Matt Webb’s Rules for Blogging
Posting here regularly is hard. Matt Webb’s personal rules for blogging are a hand on my shoulder and a push out the door:
No hedging, no nuance. If I’m getting in a twist about a sentence, take it out. […] Give up on attempting to be right. […] Give up on trying to be popular. […] Only write what’s in my head at that exact moment. It’s 10x faster. […] If it’s taking too long to write, stop.
The dream of the post beloved by all is a regular nemesis of mine. Individual posts to any online platform—even to one with an audience of exactly one—carry the twin weights of permanence and exposure. If I don’t bury any idea I share in qualifiers, won’t opinions be affixed to me forever, assumed to be held with complete certainty? Neither my genuine inquisitiveness nor my unfortunate craving for the approval of others makes me comfortable with strong, potentially controversial, statements. And so, without care, every other sentence begins with “But” or “That said”.
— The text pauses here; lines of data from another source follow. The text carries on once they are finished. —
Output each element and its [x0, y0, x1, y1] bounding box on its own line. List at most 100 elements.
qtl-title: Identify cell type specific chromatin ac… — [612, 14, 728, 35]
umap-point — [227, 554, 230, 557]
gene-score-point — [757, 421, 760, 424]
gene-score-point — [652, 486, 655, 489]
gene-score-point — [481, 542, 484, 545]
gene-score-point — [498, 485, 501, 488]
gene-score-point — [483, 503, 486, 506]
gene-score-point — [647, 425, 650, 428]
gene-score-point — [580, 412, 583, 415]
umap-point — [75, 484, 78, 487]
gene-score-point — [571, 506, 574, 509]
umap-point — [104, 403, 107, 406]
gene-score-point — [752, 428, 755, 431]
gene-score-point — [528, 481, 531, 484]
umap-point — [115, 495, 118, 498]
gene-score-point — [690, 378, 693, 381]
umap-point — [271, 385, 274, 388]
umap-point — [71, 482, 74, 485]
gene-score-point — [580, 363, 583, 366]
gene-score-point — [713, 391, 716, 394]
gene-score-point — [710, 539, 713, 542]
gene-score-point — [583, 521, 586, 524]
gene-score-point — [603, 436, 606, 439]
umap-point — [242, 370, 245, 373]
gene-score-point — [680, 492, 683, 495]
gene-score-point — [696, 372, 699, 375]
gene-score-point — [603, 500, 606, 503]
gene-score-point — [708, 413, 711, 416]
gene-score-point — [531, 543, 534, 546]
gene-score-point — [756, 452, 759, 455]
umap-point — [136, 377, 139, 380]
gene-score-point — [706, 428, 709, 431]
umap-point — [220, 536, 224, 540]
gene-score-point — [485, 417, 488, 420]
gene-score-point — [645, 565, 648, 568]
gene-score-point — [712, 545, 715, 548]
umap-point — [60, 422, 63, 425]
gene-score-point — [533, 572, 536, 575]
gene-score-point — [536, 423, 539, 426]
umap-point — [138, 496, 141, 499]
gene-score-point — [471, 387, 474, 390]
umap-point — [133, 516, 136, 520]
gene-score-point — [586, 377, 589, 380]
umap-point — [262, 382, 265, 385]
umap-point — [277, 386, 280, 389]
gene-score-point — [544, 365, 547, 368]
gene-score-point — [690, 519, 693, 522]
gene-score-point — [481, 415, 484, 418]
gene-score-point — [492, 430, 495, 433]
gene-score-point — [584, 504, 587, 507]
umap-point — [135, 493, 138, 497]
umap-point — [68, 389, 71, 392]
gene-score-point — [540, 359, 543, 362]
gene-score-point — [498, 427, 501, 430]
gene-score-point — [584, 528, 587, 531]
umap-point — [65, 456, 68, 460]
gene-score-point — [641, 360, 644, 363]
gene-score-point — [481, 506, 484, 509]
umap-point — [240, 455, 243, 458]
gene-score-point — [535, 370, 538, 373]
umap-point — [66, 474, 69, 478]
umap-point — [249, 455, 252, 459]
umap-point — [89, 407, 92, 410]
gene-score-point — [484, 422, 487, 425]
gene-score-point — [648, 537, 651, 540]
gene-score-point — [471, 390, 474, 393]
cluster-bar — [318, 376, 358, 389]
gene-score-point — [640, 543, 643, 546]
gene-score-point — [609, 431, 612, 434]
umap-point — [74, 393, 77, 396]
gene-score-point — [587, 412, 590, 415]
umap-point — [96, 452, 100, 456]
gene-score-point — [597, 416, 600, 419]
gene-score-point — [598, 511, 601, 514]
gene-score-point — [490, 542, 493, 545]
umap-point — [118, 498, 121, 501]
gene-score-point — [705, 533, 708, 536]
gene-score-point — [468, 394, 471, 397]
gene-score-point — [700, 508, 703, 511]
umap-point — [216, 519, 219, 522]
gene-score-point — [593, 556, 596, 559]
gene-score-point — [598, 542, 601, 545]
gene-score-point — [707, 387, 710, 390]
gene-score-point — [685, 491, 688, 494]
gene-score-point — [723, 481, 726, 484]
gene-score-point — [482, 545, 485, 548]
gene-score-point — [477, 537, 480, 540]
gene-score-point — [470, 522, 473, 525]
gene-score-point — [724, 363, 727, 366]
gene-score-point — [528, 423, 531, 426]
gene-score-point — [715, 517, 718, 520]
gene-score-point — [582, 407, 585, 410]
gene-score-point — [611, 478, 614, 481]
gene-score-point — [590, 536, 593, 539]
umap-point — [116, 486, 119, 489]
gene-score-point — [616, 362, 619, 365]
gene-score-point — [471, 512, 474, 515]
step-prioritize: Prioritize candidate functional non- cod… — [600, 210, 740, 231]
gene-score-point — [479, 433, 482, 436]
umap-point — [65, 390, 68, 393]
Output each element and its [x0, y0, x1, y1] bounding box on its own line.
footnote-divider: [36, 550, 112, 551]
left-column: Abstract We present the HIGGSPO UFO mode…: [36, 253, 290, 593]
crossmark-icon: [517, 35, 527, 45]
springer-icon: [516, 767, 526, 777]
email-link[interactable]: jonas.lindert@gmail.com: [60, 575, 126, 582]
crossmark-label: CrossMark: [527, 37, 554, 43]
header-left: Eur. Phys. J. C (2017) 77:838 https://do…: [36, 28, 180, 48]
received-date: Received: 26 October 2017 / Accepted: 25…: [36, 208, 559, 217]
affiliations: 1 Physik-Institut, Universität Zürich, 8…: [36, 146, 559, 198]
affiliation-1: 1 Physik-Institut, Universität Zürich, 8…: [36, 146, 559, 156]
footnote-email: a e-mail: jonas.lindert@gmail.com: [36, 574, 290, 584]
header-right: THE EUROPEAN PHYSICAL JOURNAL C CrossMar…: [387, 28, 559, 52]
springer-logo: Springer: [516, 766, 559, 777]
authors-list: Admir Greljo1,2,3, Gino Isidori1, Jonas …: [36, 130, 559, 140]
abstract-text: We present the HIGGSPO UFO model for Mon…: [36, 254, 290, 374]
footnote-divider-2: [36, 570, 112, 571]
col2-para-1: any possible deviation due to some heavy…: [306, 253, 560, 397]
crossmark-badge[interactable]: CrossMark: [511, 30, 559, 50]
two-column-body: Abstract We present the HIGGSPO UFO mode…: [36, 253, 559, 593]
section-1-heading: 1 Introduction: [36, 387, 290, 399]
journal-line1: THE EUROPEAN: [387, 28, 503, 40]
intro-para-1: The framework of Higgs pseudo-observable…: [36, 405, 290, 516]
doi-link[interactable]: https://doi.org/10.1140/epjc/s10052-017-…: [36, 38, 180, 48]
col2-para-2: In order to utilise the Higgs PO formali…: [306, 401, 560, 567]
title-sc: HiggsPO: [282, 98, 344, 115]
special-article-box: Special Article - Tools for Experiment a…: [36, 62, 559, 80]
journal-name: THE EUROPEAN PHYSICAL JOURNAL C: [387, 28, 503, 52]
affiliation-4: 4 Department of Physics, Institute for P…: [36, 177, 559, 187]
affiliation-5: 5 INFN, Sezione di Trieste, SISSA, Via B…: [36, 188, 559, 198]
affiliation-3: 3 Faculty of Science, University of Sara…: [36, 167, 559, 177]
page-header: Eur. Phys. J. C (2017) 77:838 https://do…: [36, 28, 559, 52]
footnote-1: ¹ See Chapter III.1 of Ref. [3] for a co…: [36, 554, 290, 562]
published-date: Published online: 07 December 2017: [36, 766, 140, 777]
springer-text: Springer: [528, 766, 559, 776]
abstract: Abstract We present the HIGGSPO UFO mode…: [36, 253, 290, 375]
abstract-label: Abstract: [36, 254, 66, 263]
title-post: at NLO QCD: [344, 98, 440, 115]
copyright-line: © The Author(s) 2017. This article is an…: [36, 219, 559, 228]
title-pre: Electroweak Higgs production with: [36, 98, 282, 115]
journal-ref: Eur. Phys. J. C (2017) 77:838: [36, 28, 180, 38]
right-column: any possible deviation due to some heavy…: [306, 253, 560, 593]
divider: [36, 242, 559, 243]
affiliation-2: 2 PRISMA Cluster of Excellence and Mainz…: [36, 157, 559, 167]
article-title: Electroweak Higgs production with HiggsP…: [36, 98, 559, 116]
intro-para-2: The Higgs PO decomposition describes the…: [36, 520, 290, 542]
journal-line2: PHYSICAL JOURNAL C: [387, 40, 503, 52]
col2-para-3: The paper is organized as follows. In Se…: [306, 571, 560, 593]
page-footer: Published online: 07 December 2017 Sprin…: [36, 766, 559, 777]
Lots of Matt’s rules are around giving yourself permission to take an inchoate idea, run with it for awhile, then just publish it and move on. Like many people, I write to think, but doing so for myself and doing so when I think there’s an audience yields very different writing styles. A blog should be somewhere in between, but closer to the former. A place to loosely and regularly process ideas, but also a place where this is done in the open on the off-chance that a kindred spirit may some day pass through and find value.